Ruby let out a scream. Once she started screaming, she couldn’t stop. She staggered back against the wall and huddled there howling, until people came running from all sides.






I was washing dishes in my tiny apartment on Hutchinson Street in Chicago. I had the radio playing—"Address Unknown” just coming to an end. When the song stopped, the evening news bulletin began. It was difficult to hear it over the running water and clinking plates.

British cargo liner the Domala has been bombed off the Isle of Wight—no word yet on the 291 persons aboard . . . Cambridge has won this year’s boat race at Henley-on-Thames . . . Cart overturned at the Union Stock Yards, one man crushed, two more injured . . .

I didn’t particularly like listening to the news. It was becoming more and more alarming, especially the bulletins out of Europe. I finished scrubbing up the few dishes a single person makes, then stripped the rubber gloves off my hands and set my water glass upside down on the draining board to air dry.

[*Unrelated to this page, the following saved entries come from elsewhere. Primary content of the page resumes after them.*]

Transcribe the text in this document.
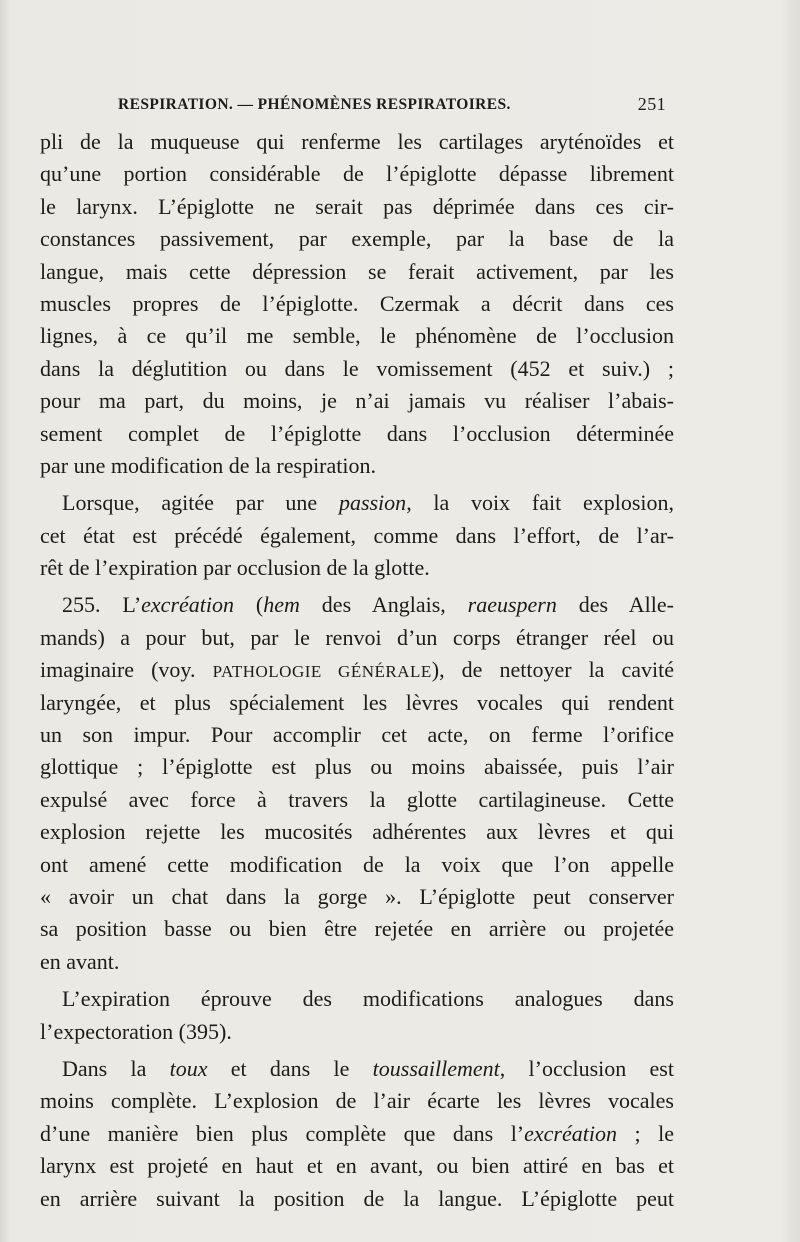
RESPIRATION. — PHÉNOMÈNES RESPIRATOIRES.	251
pli de la muqueuse qui renferme les cartilages aryténoïdes et
qu’une portion considérable de l’épiglotte dépasse librement
le larynx. L’épiglotte ne serait pas déprimée dans ces cir-
constances passivement, par exemple, par la base de la
langue, mais cette dépression se ferait activement, par les
muscles propres de l’épiglotte. Czermak a décrit dans ces
lignes, à ce qu’il me semble, le phénomène de l’occlusion
dans la déglutition ou dans le vomissement (452 et suiv.) ;
pour ma part, du moins, je n’ai jamais vu réaliser l’abais-
sement complet de l’épiglotte dans l’occlusion déterminée
par une modification de la respiration.
Lorsque, agitée par une passion, la voix fait explosion,
cet état est précédé également, comme dans l’effort, de l’ar-
rêt de l’expiration par occlusion de la glotte.
255. L’excréation (hem des Anglais, raeuspern des Alle-
mands) a pour but, par le renvoi d’un corps étranger réel ou
imaginaire (voy. PATHOLOGIE GÉNÉRALE), de nettoyer la cavité
laryngée, et plus spécialement les lèvres vocales qui rendent
un son impur. Pour accomplir cet acte, on ferme l’orifice
glottique ; l’épiglotte est plus ou moins abaissée, puis l’air
expulsé avec force à travers la glotte cartilagineuse. Cette
explosion rejette les mucosités adhérentes aux lèvres et qui
ont amené cette modification de la voix que l’on appelle
« avoir un chat dans la gorge ». L’épiglotte peut conserver
sa position basse ou bien être rejetée en arrière ou projetée
en avant.
L’expiration éprouve des modifications analogues dans
l’expectoration (395).
Dans la toux et dans le toussaillement, l’occlusion est
moins complète. L’explosion de l’air écarte les lèvres vocales
d’une manière bien plus complète que dans l’excréation ; le
larynx est projeté en haut et en avant, ou bien attiré en bas et
en arrière suivant la position de la langue. L’épiglotte peut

Shocking news out of Hollywood today, the radio said.

I perked up a little. I didn’t care about gossip, but I thought if something interesting had happened, Clara would want to talk about it when she called me on Sunday. We spoke every Sunday afternoon for at least an hour. It was the best time to catch each other, since neither of us worked that day.

I untied my apron from around my waist, listening.

Actress Clara Bloom, half of the comedy duo Clara and Lillie, star of Who’s In Charge and The Little Empress, was found dead this afternoon on the Paramount Pictures studio lot. Cause of death is yet unknown, but police suspect foul play.

Undersecretary of State Sumner Welles has gone to Germany on a fact-finding mission to . . .

I stood frozen in the kitchen, the balled-up apron still in my hand.

What I heard seemed impossible.

It seemed like an auditory hallucination. Like my bored brain had invented something shocking.

It couldn’t be real, because everything else in the world was exactly the same. I could hear the heavy tread of Mr. Welnick walking around upstairs in his welder’s boots, and the yaps and happy shrieks of the Delphino children playing with their puppy next door.

The last of the evening light was still coming through the window over my kitchen sink, filtered by the iron fire escape and the taller buildings all around, no different than any other night.

I could still smell the tomato soup I’d made for dinner and see the open butter dish on my tiny kitchen table, speckled with crumbs from my toast.